ICICI Securities has raised its rating on Tata Elxsi Ltd from 'Sell' to 'Reduce', but revised the target price downwards to Rs 4,250 from Rs 4,300. The brokerage attributed this change in rating to a recent 7% stock correction over the last month while maintaining a one-year forward PE of 30 times.
Tata Elxsi's Q4FY25 results were described as muted due to a revenue contraction of 5.3% QoQ in constant currency terms. ICICI Securities noted, "The revenue contraction of 5.3 per cent QoQ in constant currency (CC) terms was roughly in line with its estimate of minus 5.9 per cent and below the consensus estimate."
The transportation vertical experienced a significant downturn, although this was already built into ICICI Securities' estimates. "The transportation vertical downturn was sharp, though already built into its estimate," the brokerage commented.
Despite these challenges, Tata Elxsi secured three large deals in Q4, focusing on emerging geographies and highlighting a rebound in growth expected in Q1FY26. The company announced significant wins in automotive, media, and communication sectors, with a pivot towards emerging geographies like Japan and India.

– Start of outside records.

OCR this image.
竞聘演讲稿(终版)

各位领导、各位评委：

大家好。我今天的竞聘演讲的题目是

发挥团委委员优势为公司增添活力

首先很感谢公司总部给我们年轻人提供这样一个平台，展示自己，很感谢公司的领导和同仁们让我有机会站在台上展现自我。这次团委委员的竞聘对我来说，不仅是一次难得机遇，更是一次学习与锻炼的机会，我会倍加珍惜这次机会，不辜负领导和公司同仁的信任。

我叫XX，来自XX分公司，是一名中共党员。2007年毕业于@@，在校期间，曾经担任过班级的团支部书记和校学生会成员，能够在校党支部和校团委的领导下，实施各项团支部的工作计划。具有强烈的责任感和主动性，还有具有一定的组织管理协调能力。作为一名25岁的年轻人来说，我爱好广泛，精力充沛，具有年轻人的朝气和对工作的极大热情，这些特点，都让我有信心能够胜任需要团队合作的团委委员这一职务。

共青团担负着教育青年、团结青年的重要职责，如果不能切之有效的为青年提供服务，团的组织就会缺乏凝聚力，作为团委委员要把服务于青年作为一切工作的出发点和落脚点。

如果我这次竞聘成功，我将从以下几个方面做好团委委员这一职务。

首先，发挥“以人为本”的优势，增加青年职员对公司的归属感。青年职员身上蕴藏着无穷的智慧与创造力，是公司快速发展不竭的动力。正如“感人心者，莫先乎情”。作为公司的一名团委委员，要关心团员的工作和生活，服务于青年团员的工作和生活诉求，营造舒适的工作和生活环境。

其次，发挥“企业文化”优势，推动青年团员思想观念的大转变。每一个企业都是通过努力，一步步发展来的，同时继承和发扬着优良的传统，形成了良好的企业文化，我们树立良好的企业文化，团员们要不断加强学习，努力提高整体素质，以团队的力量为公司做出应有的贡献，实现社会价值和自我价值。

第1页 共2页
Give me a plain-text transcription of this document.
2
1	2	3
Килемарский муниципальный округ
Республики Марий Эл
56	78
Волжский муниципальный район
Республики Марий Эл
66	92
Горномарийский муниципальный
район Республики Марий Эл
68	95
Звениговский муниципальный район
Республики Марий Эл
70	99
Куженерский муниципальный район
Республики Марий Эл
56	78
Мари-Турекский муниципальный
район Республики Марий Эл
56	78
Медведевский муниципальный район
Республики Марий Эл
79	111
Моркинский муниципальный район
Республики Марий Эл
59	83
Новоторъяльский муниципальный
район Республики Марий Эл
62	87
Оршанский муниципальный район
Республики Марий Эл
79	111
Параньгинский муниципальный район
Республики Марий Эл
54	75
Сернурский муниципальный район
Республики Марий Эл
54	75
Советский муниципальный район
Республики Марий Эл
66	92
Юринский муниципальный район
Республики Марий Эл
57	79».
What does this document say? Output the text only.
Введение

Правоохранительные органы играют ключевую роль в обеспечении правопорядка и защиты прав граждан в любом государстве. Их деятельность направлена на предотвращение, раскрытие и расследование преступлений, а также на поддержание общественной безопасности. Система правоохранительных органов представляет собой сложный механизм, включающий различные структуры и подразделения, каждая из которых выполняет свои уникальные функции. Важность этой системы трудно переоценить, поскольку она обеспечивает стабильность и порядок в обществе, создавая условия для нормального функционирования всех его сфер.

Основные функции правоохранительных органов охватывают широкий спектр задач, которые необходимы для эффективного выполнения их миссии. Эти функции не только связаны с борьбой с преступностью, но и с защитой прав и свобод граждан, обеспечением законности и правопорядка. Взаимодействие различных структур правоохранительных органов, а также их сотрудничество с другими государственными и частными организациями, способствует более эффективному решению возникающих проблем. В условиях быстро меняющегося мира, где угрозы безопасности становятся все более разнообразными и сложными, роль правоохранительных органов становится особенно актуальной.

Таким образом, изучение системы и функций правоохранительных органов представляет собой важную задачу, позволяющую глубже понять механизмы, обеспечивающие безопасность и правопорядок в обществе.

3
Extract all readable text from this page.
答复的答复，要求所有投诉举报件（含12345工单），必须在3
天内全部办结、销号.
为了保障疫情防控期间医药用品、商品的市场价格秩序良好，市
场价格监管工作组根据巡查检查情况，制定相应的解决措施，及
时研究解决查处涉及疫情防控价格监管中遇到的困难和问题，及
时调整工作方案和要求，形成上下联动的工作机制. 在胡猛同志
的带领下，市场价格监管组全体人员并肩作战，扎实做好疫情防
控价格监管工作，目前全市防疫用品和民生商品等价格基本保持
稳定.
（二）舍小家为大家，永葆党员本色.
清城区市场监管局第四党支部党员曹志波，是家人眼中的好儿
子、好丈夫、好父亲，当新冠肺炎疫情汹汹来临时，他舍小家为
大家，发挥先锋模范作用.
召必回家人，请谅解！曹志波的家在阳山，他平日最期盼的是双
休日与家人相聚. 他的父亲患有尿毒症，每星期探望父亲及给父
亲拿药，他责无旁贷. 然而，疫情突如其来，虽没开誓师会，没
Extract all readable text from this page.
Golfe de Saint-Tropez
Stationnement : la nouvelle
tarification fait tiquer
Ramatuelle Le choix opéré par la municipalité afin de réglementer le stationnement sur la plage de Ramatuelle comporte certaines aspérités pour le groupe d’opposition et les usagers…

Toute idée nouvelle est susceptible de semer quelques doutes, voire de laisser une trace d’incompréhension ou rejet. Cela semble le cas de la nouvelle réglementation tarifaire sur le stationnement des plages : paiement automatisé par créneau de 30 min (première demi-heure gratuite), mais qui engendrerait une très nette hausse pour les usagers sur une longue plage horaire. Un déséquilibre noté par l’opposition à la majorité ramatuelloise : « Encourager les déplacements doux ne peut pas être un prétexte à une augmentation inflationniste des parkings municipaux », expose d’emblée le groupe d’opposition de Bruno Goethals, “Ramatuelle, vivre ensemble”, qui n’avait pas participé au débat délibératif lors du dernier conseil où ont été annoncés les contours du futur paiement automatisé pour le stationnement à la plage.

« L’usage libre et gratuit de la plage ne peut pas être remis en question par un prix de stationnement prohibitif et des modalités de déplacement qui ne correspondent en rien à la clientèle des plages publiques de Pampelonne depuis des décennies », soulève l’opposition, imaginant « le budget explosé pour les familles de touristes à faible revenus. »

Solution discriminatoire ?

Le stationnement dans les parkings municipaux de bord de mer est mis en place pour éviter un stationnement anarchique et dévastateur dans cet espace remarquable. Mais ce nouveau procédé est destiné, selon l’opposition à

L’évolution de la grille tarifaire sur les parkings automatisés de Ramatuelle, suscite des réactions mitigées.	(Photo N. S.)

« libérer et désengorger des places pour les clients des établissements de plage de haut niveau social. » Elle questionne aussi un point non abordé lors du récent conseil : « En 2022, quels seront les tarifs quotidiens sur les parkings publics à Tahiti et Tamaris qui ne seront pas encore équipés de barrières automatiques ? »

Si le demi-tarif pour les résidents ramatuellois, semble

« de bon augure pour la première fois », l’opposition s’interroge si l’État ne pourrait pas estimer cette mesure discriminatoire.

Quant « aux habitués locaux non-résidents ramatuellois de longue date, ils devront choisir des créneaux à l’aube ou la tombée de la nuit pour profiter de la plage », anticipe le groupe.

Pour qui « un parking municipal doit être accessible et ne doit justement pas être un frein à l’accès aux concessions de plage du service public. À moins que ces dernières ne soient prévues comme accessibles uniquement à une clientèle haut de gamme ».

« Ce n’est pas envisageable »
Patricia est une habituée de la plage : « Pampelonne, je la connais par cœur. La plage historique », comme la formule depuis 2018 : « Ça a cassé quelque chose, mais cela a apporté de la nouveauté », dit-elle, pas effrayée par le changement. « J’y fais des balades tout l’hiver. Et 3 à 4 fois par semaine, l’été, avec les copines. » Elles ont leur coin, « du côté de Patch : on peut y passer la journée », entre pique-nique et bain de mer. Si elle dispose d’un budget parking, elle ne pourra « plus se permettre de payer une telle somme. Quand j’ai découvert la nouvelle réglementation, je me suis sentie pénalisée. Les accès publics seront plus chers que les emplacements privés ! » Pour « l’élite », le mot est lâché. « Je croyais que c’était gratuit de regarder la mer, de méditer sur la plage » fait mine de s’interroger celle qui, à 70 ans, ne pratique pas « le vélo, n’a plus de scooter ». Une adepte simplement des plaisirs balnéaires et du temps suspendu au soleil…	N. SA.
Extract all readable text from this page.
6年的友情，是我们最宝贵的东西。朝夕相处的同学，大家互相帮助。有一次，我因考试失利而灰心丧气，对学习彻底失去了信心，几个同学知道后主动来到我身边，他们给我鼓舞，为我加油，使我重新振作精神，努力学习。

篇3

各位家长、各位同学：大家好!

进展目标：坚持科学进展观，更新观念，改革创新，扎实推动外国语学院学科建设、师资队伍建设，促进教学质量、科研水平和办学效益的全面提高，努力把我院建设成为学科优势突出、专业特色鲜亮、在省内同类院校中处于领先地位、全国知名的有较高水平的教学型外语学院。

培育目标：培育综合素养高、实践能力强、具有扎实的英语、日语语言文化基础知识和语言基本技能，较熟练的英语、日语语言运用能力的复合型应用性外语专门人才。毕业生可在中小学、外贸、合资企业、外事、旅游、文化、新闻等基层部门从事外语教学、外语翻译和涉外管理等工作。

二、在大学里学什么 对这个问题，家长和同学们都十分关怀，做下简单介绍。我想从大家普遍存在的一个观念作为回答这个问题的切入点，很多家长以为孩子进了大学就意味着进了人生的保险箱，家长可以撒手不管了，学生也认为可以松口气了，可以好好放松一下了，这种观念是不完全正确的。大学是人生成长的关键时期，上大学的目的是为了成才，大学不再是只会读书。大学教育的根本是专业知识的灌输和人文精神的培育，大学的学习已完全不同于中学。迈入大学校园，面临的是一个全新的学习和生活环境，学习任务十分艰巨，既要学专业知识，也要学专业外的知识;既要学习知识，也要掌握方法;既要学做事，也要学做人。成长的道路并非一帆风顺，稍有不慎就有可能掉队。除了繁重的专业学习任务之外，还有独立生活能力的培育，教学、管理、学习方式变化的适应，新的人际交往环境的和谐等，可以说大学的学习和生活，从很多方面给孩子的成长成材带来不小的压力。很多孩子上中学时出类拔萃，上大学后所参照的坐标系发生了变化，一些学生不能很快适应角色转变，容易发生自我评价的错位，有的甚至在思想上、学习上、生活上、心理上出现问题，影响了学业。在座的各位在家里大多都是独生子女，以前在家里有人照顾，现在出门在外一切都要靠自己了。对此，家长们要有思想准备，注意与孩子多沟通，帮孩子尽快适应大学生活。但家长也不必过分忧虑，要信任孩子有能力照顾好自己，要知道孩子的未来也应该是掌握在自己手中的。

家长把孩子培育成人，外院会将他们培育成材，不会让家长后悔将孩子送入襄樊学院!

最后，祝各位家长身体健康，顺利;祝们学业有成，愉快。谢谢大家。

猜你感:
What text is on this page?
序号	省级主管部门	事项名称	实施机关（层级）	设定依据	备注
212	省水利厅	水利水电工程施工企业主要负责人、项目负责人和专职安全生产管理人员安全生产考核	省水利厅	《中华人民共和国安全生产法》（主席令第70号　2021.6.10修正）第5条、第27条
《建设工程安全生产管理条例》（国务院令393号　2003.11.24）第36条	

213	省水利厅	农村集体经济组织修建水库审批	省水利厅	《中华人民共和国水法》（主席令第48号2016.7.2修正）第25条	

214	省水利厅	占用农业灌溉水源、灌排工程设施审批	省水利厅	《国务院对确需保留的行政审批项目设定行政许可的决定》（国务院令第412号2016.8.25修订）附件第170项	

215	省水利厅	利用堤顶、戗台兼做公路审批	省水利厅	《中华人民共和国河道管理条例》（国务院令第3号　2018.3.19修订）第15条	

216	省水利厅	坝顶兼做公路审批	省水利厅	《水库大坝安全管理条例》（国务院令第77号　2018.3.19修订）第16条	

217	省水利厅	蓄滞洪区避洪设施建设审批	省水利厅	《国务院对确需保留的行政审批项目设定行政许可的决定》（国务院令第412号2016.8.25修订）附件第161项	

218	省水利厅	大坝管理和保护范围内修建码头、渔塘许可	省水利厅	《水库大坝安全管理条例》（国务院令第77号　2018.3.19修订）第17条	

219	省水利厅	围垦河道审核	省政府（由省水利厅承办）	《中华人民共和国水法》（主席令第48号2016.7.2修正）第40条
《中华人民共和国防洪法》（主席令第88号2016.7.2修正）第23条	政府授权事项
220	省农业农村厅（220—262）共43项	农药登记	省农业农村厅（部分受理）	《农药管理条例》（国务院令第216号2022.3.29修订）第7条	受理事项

ICICI Securities remarked that the deal ramp-ups are likely to proceed well despite macroeconomic challenges. The brokerage added, "Tata Elxsi is pivoting towards more multi-year deals," enhancing stability through annuity-based contracts.
Tata Elxsi is also adjusting its strategy in response to slowing demand in the EU and the US, exacerbated by geopolitical factors. The company is focusing on expanding in emerging markets, primarily through multi-year, annuity-based deals.
Looking ahead, ICICI Securities expects margins to recover in Q1FY26, aligning with stable levels observed in FY23. "Margin for Tata Exlsi is likely to recover once growth bounces back in Q1FY26," they stated, with target margins ranging between 28-30%.